Manuel Sauer: Ja. Der Gesundheitszustand vieler Lkw-Fahrer ist besorgniserregend. Studien zeigen, dass die Quote chronischer Krankheiten bei dieser Beschäftigungsgruppe deutlich höher ist als bei regionalen Vergleichsgruppen. Die Folgen sind hohe Krankheitszeiten und somit auch eine überdurchschnittliche Fehlzeitenquote, eine verminderte Lebensqualität und Frühverrentungen. Ein Drittel der Fahrer ist über 50 Jahre alt. Gleichzeitig steht die Branche vor einem Nachwuchsproblem.

Was bietet ein Gesundheitszentrum an Autobahnen?

Goeschel: Es sollte einen Gesundheits-Check bieten, mit einem medizinischen und einem Schlaflabor ausgestattet sein, ein Rehabilitations-Angebot beinhalten sowie die Möglichkeit, Fahrer mit akuten Problemen in Krankenhäuser einzuweisen.

Warum kommt gerade Kassel als Standort infrage?

Sauer: Nordhessen ist eine der größten Lkw-Regionen in Deutschland. Über die Autobahnen rund um Kassel fahren derzeit täglich etwa 23 000 Lastwagen. Außerdem haben in der Region eine Vielzahl von Logistik-Unternehmen, darunter die größten Speditionen Deutschlands, ihren Sitz.

Goeschel: Außerdem ist in Kassel mit zahlreichen Krankenhäusern und dem Klinikum eine hervorragende gesundheitliche Infrastruktur vorhanden.

Welche Vorteile hätte ein solches Zentrum für die Region?

Sauer: Es würde zur Sicherung der Arbeitsplätze in der Region und durch eine regelmäßige Gesundheitsvorsorge und Behandlungsmöglichkeiten zu einer Senkung der Ausfallzeiten der Fahrer beitragen. Auf lange Sicht könnte ein wichtiger Beitrag zur Erhaltung des Personals geleistet werden. Außerdem wäre es ein Aushängeschild für eine der Top-Logistik-Regionen in Deutschland, indem man für die Schwächsten in der Kette ein Gesundheitsangebot bietet. Auch auf Gesundheitsbranche und andere Wirtschaftszweige in der Region könnten davon profitieren.

Welchen Standort haben Sie im Auge?

Sauer: Der Lohfeldener Rüssel wäre aus unserer Sicht ideal. Dort wäre eine entsprechende Infrastruktur vorhanden. Und es würde den Standort aufwerten.

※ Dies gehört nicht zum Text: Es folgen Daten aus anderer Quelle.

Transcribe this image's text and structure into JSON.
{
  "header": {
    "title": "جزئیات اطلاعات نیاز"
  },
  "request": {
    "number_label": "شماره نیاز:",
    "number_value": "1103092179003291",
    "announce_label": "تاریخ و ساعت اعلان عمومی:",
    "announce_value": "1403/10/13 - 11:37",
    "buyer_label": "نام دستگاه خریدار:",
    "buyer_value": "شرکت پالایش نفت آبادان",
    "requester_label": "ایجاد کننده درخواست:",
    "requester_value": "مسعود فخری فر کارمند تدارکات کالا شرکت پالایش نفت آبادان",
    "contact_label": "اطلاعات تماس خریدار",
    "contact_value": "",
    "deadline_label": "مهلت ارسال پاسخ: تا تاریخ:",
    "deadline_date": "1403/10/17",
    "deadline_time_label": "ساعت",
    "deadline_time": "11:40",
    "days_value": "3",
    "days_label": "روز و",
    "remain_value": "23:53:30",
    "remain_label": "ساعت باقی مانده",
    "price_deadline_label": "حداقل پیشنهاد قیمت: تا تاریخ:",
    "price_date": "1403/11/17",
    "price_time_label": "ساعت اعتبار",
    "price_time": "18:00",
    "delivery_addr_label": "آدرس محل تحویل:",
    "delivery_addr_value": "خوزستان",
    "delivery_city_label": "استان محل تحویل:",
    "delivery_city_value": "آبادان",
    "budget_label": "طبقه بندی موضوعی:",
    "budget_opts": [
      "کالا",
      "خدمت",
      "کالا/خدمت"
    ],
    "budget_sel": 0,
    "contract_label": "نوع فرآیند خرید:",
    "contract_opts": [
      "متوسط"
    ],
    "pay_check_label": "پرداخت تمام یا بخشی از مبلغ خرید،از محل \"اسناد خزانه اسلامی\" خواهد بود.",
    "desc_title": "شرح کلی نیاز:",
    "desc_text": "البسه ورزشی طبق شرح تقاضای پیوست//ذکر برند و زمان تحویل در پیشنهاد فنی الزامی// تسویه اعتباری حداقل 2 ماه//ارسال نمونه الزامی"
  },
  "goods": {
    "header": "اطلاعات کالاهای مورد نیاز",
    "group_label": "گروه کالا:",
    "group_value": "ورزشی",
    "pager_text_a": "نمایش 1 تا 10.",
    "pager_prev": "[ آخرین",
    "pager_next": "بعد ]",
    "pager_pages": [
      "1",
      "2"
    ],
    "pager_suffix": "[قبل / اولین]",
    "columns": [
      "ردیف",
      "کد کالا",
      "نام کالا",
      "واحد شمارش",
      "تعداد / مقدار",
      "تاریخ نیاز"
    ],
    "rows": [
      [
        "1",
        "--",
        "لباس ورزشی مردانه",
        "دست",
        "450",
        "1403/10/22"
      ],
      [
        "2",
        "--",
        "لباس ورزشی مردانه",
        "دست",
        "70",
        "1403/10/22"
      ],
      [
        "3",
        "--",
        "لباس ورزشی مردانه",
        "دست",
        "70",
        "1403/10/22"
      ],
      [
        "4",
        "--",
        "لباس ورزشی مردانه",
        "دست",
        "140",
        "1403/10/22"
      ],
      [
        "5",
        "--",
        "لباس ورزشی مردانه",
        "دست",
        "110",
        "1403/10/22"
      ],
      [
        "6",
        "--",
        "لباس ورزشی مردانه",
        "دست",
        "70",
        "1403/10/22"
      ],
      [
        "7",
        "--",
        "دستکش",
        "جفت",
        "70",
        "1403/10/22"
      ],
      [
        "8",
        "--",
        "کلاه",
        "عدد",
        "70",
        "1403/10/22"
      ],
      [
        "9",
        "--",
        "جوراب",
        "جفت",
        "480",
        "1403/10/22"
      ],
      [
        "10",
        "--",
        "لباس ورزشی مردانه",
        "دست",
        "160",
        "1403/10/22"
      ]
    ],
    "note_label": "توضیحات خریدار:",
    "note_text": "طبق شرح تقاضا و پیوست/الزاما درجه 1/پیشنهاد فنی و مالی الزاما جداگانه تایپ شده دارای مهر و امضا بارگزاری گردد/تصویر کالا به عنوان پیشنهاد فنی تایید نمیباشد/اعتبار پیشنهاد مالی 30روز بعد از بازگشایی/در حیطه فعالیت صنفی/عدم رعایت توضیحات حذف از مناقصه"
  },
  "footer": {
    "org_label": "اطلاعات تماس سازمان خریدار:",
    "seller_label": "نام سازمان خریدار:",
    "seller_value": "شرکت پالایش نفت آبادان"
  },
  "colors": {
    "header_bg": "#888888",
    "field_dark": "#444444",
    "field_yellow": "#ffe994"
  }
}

Wer soll ein solches Zentrum bezahlen?

Goeschel: Der Betrieb könnte über die Krankenkassen finanziert werden. Man müsste nur von den neun Milliarden Euro, die die Branche an Beiträgen bezahlt, aber im Grunde nichts dafür bekommt, abzweigen. Wir haben seitens der Krankenkassen bereits positive Signale erhalten. Zudem könnten Mittel aus der betrieblichen Gesundheitsvorsorge in das Projekt fließen. Außerdem gibt es im Gesundheitsfonds derzeit einen Überschuss von rund 20 Milliarden Euro. Das Geld ist vorhanden.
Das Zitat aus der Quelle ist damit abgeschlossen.